By Sharyn  L. Decker
Lewis County Sirens news reporter

CHEHALIS – Twenty-five-year-old Colbert A. Salmeron’s eyes eventually welled up as he spoke in court yesterday pleading for leniency, forgiveness and apologizing for firing a gun toward a group of people in downtown Centralia more than five years ago.

“I never wanted to kill him, I did shoot that way, but I didn’t want to hurt them,” Salmeron said as he addressed Lewis County Superior Court Judge James Lawler.

Salmeron said he was young, jealous and had been drinking, but now he’s a father with five children and knows what he did was wrong.

“I want to become a better person, be a better citizen,” he said.

It was August 2006 when at least four individuals were standing next to a pickup truck in a parking lot on North Tower Avenue and Salmeron pulled up and fired six shots striking vehicles, according to law enforcement. No persons were hit.

Salmeron was facing multiple charges of first-degree assault and hiding out in El Salvador when he was captured last year. He pleaded guilty earlier this month to one count of first-degree assault, two counts of third-degree assault and bail jumping.

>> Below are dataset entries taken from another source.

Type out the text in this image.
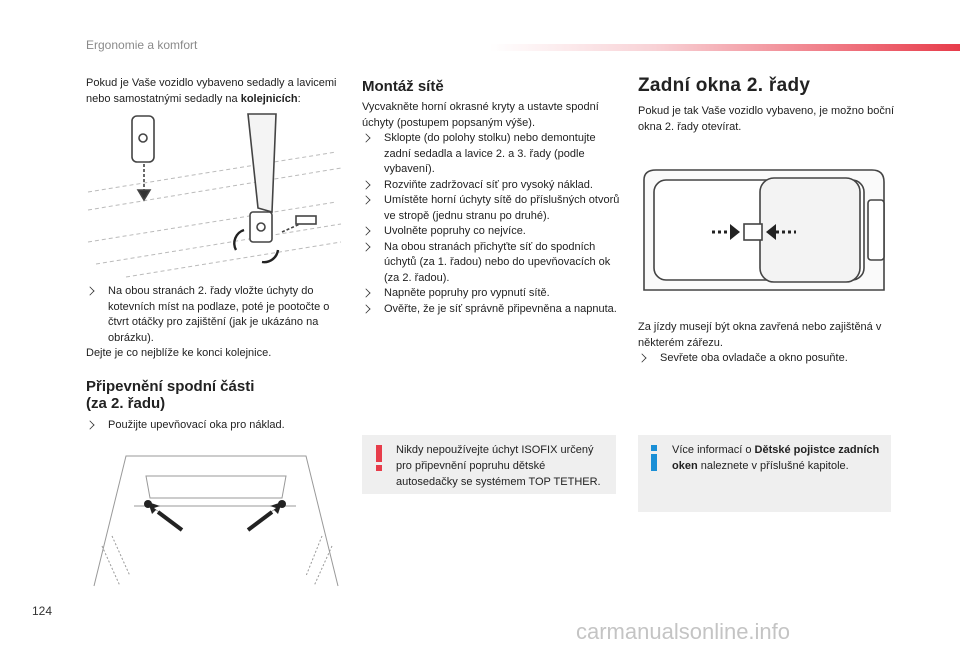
Ergonomie a komfort

Pokud je Vaše vozidlo vybaveno sedadly a lavicemi nebo samostatnými sedadly na kolejnicích:

Na obou stranách 2. řady vložte úchyty do kotevních míst na podlaze, poté je pootočte o čtvrt otáčky pro zajištění (jak je ukázáno na obrázku).

Dejte je co nejblíže ke konci kolejnice.

Připevnění spodní části
(za 2. řadu)
Použijte upevňovací oka pro náklad.
Montáž sítě

Vycvakněte horní okrasné kryty a ustavte spodní úchyty (postupem popsaným výše).

Sklopte (do polohy stolku) nebo demontujte zadní sedadla a lavice 2. a 3. řady (podle vybavení).
Rozviňte zadržovací síť pro vysoký náklad.
Umístěte horní úchyty sítě do příslušných otvorů ve stropě (jednu stranu po druhé).
Uvolněte popruhy co nejvíce.
Na obou stranách přichyťte síť do spodních úchytů (za 1. řadou) nebo do upevňovacích ok (za 2. řadou).
Napněte popruhy pro vypnutí sítě.
Ověřte, že je síť správně připevněna a napnuta.
Nikdy nepoužívejte úchyt ISOFIX určený pro připevnění popruhu dětské autosedačky se systémem TOP TETHER.
Zadní okna 2. řady

Pokud je tak Vaše vozidlo vybaveno, je možno boční okna 2. řady otevírat.

Za jízdy musejí být okna zavřená nebo zajištěná v některém zářezu.

Sevřete oba ovladače a okno posuňte.
Více informací o Dětské pojistce zadních oken naleznete v příslušné kapitole.
124
carmanualsonline.info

He was a gang member, but the incident was over a woman with whom he and the target of his anger – Brandon Cagle – both had a relationship with, defense attorney James Dixon said.

In the Chehalis courtroom yesterday, some 15 supporters sat behind the defendant while Cagle was the lone victim who attended the hearing.

Lewis County Deputy Prosecutor Colin Hayes and Dixon had worked out a plea deal in which Salmeron faced a sentence of somewhere between about 14 years and a little more than 19 years in prison.

Dixon asked for the low end of the sentence and Hayes asked for 17 years.

Lawler said he had it in his mind when he came to work he would impose the high end of the range, but aimed closer to the middle when it was all said and done.

“You could have killed a number of people with bullets flying all over the place,” Lawler said.

And you ran, he said.

Lawler noted Salmeron’s family support and said he was satisfied “what you can be is different from what you were.”

And, he sentenced Salmeron to 18 years and four months in prison, with credit for time served.